サザエの水揚げ量が鳥取県内1位を誇る大山町御来屋漁港。
地元漁師の妻たちで結成した「さざえコッペの会」の田中輝子代表(77)が、刻んだサザエやゴボウ、ニンジンなどを釜に放り込んだ。
火加減を調節して、待つこと約40分。
「はい、できた。やみつきになりますよ」。
釜を開けると、立ち上る磯の香りが部屋いっぱいに広がった。
サザエ独特の苦味はなく、コリコリとした食感も残る。
砂糖や酒に加え、薄口と濃い口のしょうゆを配合した味付けが、お米ともよく合い、箸が進む。
田中さんから調理法を学ぶ広沢雪子さん(46)は「すっかりはまってます。
意外と簡単に作れ、おかずもいらない。
冷めた場合でも、かえってサザエの味が際立っておいしい」とほほ笑む。
御来屋に古くから伝わる炊き込みご飯だ。
「サザエは町の宝です」と田中代表。
県水産課によると、県内の2010年のサザエ水揚げ量は170・2トンで、このうち御来屋漁港が約3割の46・7トンを占めた。

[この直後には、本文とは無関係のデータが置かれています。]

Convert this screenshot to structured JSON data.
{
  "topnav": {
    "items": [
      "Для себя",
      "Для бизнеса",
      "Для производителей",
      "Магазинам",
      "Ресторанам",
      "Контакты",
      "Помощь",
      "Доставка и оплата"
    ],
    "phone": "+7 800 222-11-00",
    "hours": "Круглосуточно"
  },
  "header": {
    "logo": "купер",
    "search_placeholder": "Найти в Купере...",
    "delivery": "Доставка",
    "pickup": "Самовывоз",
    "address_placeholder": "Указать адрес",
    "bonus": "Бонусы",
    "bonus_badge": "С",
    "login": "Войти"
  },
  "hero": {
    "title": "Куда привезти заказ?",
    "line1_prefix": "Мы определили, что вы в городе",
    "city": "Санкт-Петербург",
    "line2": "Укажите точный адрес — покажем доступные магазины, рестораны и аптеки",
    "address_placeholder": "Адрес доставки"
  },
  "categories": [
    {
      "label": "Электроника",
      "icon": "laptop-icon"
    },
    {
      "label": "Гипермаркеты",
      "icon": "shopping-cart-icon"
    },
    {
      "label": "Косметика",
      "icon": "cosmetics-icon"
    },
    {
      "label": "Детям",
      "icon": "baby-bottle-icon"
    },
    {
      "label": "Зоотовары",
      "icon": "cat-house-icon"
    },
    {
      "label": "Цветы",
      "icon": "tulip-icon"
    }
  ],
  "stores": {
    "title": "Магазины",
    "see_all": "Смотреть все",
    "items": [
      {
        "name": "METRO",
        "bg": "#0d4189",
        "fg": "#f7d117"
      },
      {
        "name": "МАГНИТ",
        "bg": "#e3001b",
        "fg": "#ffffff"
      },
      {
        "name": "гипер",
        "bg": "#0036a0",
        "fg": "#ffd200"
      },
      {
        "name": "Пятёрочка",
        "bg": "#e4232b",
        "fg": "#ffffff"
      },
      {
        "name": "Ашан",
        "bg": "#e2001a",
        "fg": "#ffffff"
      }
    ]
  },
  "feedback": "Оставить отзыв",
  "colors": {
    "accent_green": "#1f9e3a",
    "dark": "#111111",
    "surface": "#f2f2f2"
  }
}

同会によると、握り拳ほどの大きさのサザエが最もおいしく、取り出した身を3~4ミリに切り、具材もできるだけ細かくきざむ。
刺し身より食べやすく、子どもでも好んで食べるという。
地域で受け継がれる食。
田中代表は「漁師さんたちが生み出した味を守っていきたい」と話す。